Wie Mittelmeer-Einsätze einen Kieler Seenotretter in eine Krise führten

Stand: 31.10.2022 06:00 Uhr

Corvin Schreitmüller war mehrmals als Seenotretter im Mittelmeer im Einsatz - und hatte ein sogenanntes "Mission Hangover". Der Kontrast zwischen Einsatz und Alltag überforderte ihn - zunächst.

von Elin Halvorsen

September 2020: Auf dem Deck des Rettungsschiffes "Alan Kurdi" ist kein Millimeter mehr Platz. Die Crew hat 133 Menschen aus dem Mittelmeer gerettet, darunter 62 Minderjährige, viele Kinder und auch Säuglinge. Mit dabei ist Rettungssanitäter und Feuerwehrmann Corvin Schreitmüller aus Kiel. "Die Gäste lagen da dann wirklich eng an eng", erinnert er sich. Vorsichtig bewegt er sich über das Deck, muss aufpassen, nicht auf Hände, Köpfe oder Füße zu treten. So erzählt er es heute. Die Schiffscrew versucht ein Dach über das Deck zu bauen, weil immer wieder Wellen über das Hauptdeck schwappen.

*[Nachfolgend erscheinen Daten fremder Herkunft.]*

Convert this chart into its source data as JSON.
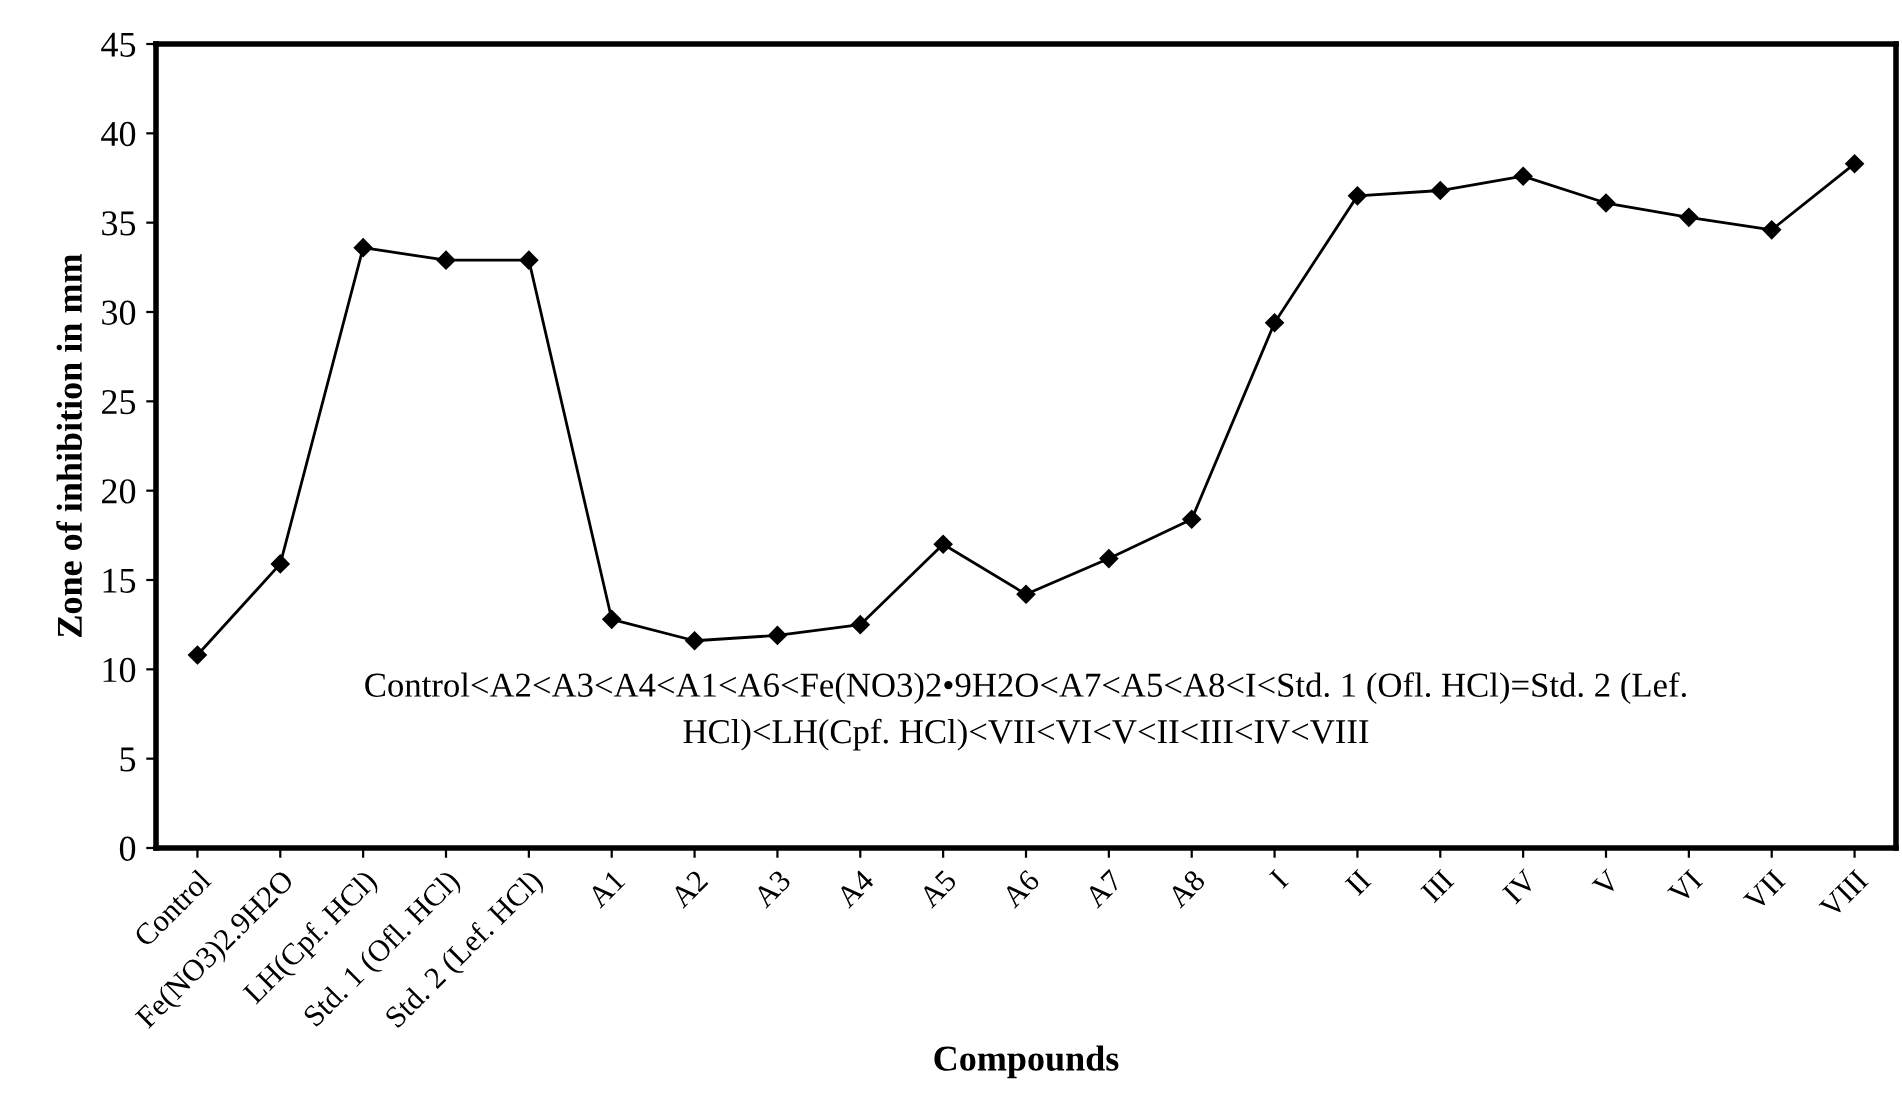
{
  "chart_data": {
    "type": "line",
    "xlabel": "Compounds",
    "ylabel": "Zone of inhibition in mm",
    "categories": [
      "Control",
      "Fe(NO3)2.9H2O",
      "LH(Cpf. HCl)",
      "Std. 1 (Ofl. HCl)",
      "Std. 2 (Lef. HCl)",
      "A1",
      "A2",
      "A3",
      "A4",
      "A5",
      "A6",
      "A7",
      "A8",
      "I",
      "II",
      "III",
      "IV",
      "V",
      "VI",
      "VII",
      "VIII"
    ],
    "series": [
      {
        "color": "#000000",
        "values": [
          10.8,
          15.9,
          33.6,
          32.9,
          32.9,
          12.8,
          11.6,
          11.9,
          12.5,
          17.0,
          14.2,
          16.2,
          18.4,
          29.4,
          36.5,
          36.8,
          37.6,
          36.1,
          35.3,
          34.6,
          38.3
        ]
      }
    ],
    "ylim": [
      0,
      45
    ],
    "yticks": [
      0,
      5,
      10,
      15,
      20,
      25,
      30,
      35,
      40,
      45
    ],
    "grid": false,
    "legend": false,
    "marker": "diamond",
    "line_style": "solid",
    "annotations": [
      "Control<A2<A3<A4<A1<A6<Fe(NO3)2•9H2O<A7<A5<A8<I<Std. 1 (Ofl. HCl)=Std. 2 (Lef.\nHCl)<LH(Cpf. HCl)<VII<VI<V<II<III<IV<VIII"
    ]
  }
}
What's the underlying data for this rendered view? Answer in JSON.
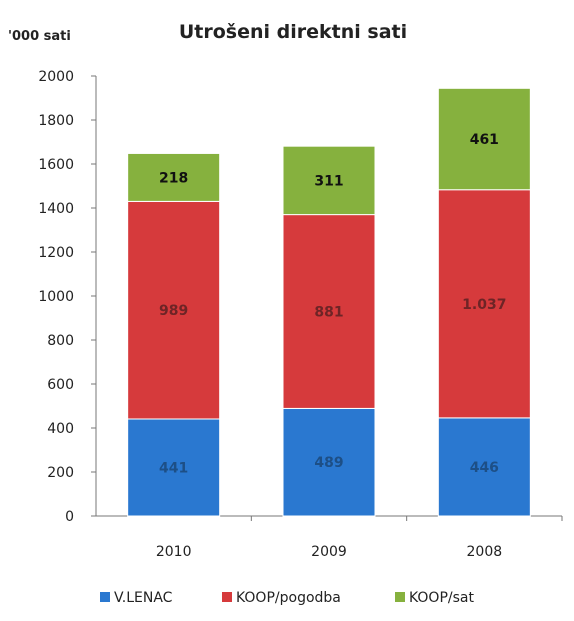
{
  "chart_data": {
    "type": "bar",
    "stacked": true,
    "title": "Utrošeni direktni sati",
    "unit_label": "'000 sati",
    "categories": [
      "2010",
      "2009",
      "2008"
    ],
    "series": [
      {
        "name": "V.LENAC",
        "values": [
          441,
          489,
          446
        ],
        "labels": [
          "441",
          "489",
          "446"
        ],
        "color": "#2a78d0",
        "label_color": "#1d4f86"
      },
      {
        "name": "KOOP/pogodba",
        "values": [
          989,
          881,
          1037
        ],
        "labels": [
          "989",
          "881",
          "1.037"
        ],
        "color": "#d63a3c",
        "label_color": "#6e2426"
      },
      {
        "name": "KOOP/sat",
        "values": [
          218,
          311,
          461
        ],
        "labels": [
          "218",
          "311",
          "461"
        ],
        "color": "#86b13e",
        "label_color": "#111111"
      }
    ],
    "ylim": [
      0,
      2000
    ],
    "yticks": [
      "0",
      "200",
      "400",
      "600",
      "800",
      "1000",
      "1200",
      "1400",
      "1600",
      "1800",
      "2000"
    ],
    "grid": false,
    "legend_position": "bottom"
  }
}
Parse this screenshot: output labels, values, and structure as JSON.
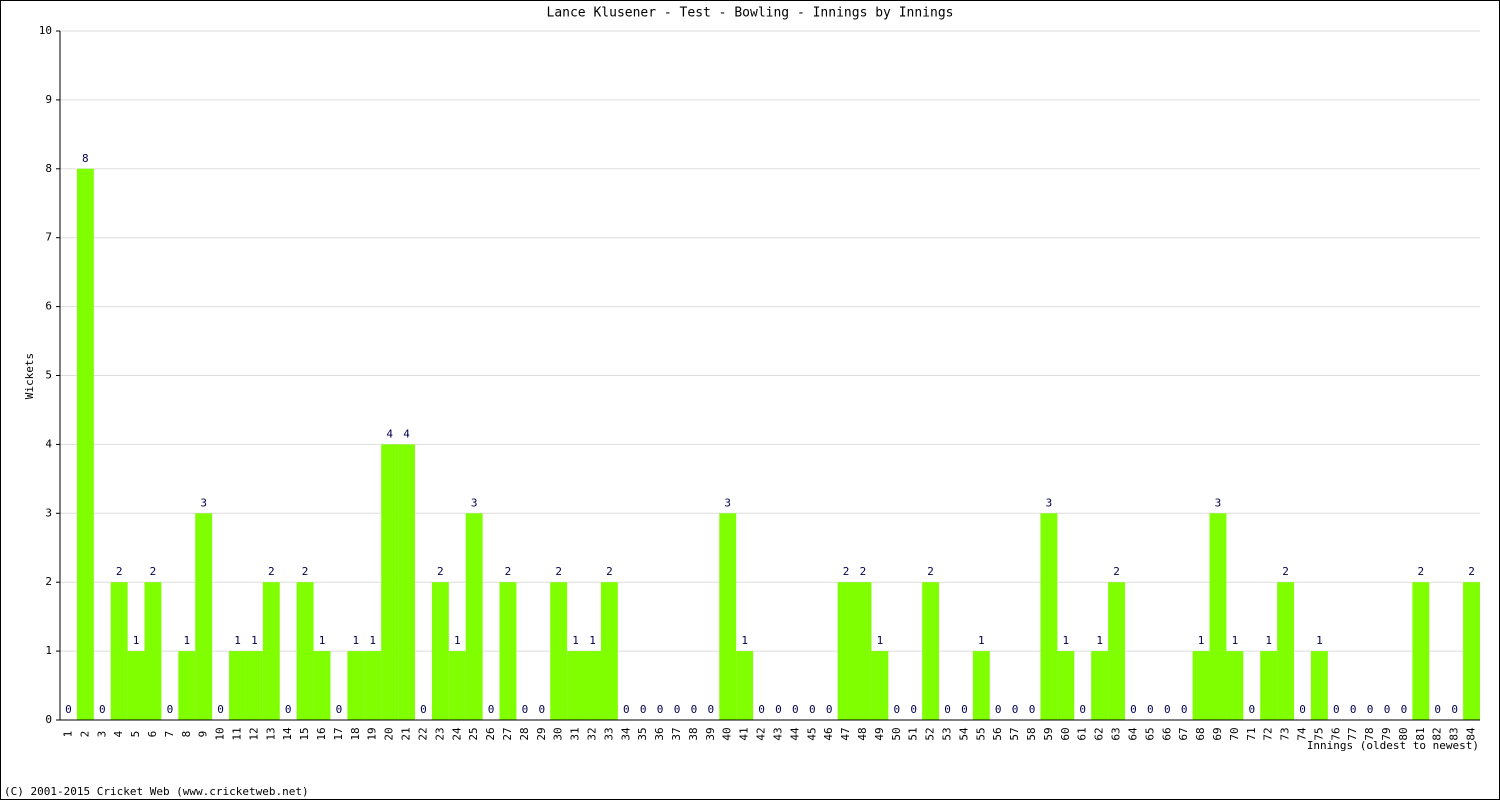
{
  "chart_data": {
    "type": "bar",
    "title": "Lance Klusener - Test - Bowling - Innings by Innings",
    "y_label": "Wickets",
    "x_label": "Innings (oldest to newest)",
    "footer": "(C) 2001-2015 Cricket Web (www.cricketweb.net)",
    "color": "#7fff00",
    "grid": true,
    "categories": [
      "1",
      "2",
      "3",
      "4",
      "5",
      "6",
      "7",
      "8",
      "9",
      "10",
      "11",
      "12",
      "13",
      "14",
      "15",
      "16",
      "17",
      "18",
      "19",
      "20",
      "21",
      "22",
      "23",
      "24",
      "25",
      "26",
      "27",
      "28",
      "29",
      "30",
      "31",
      "32",
      "33",
      "34",
      "35",
      "36",
      "37",
      "38",
      "39",
      "40",
      "41",
      "42",
      "43",
      "44",
      "45",
      "46",
      "47",
      "48",
      "49",
      "50",
      "51",
      "52",
      "53",
      "54",
      "55",
      "56",
      "57",
      "58",
      "59",
      "60",
      "61",
      "62",
      "63",
      "64",
      "65",
      "66",
      "67",
      "68",
      "69",
      "70",
      "71",
      "72",
      "73",
      "74",
      "75",
      "76",
      "77",
      "78",
      "79",
      "80",
      "81",
      "82",
      "83",
      "84"
    ],
    "values": [
      0,
      8,
      0,
      2,
      1,
      2,
      0,
      1,
      3,
      0,
      1,
      1,
      2,
      0,
      2,
      1,
      0,
      1,
      1,
      4,
      4,
      0,
      2,
      1,
      3,
      0,
      2,
      0,
      0,
      2,
      1,
      1,
      2,
      0,
      0,
      0,
      0,
      0,
      0,
      3,
      1,
      0,
      0,
      0,
      0,
      0,
      2,
      2,
      1,
      0,
      0,
      2,
      0,
      0,
      1,
      0,
      0,
      0,
      3,
      1,
      0,
      1,
      2,
      0,
      0,
      0,
      0,
      1,
      3,
      1,
      0,
      1,
      2,
      0,
      1,
      0,
      0,
      0,
      0,
      0,
      2,
      0,
      0,
      2
    ],
    "ylim": [
      0,
      10
    ],
    "yticks": [
      0,
      1,
      2,
      3,
      4,
      5,
      6,
      7,
      8,
      9,
      10
    ]
  }
}
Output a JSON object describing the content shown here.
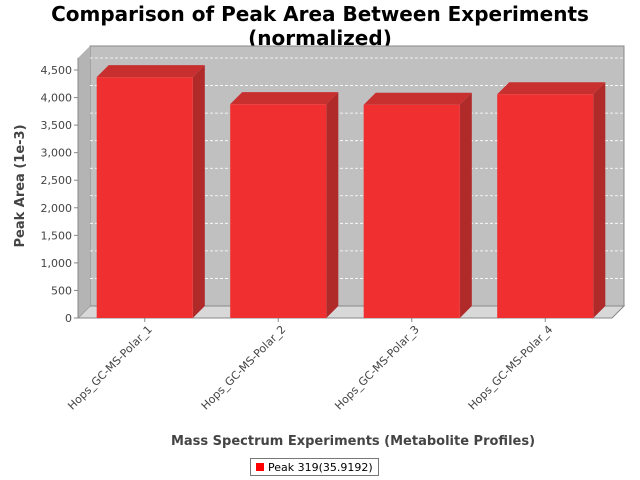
{
  "chart_data": {
    "type": "bar",
    "title": "Comparison of Peak Area Between Experiments",
    "subtitle": "(normalized)",
    "xlabel": "Mass Spectrum Experiments (Metabolite Profiles)",
    "ylabel": "Peak Area (1e-3)",
    "categories": [
      "Hops_GC-MS-Polar_1",
      "Hops_GC-MS-Polar_2",
      "Hops_GC-MS-Polar_3",
      "Hops_GC-MS-Polar_4"
    ],
    "series": [
      {
        "name": "Peak 319(35.9192)",
        "color": "#ff0000",
        "values": [
          4370,
          3880,
          3870,
          4060
        ]
      }
    ],
    "ylim": [
      0,
      4500
    ],
    "yticks": [
      0,
      500,
      1000,
      1500,
      2000,
      2500,
      3000,
      3500,
      4000,
      4500
    ],
    "ytick_labels": [
      "0",
      "500",
      "1,000",
      "1,500",
      "2,000",
      "2,500",
      "3,000",
      "3,500",
      "4,000",
      "4,500"
    ],
    "grid": true,
    "legend_position": "bottom-center",
    "plot_background": "#c0c0c0",
    "bar_color": "#f03030"
  }
}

Drei Seenotrettungshelfer sind in einem Retterschiff im Einsatz © sea-eye.org
Schreitmüller saß bei den Einsätze vorne im Schlauchboot.

Es ist sein zweiter Einsatz in der Seenotrettung bei der Organisation Sea-Eye. Er hilft an Bord bei der Logistik, bei Rettungseinsätzen bei der medizinischen Ersteinschätzung, der sogenannten Triage. Dabei sitzt er ganz vorne auf dem Schlauchboot, nimmt Kontakt auf zu den Menschen in ihren oft viel zu kleinen und überfüllten Booten. Dann ist man schon mal einige Kilometer entfernt vom Schiff. "Dann ist drumherum einfach nichts". Die Crew erlebt Einschüchterungsversuche der libyschen Küstenwache, sieht wie Geflüchtete zurückgedrängt werden, hört über Funk mit, wo noch mehr Menschen in Seenot sind, denen sie nicht helfen können. Das hinterlässt Spuren.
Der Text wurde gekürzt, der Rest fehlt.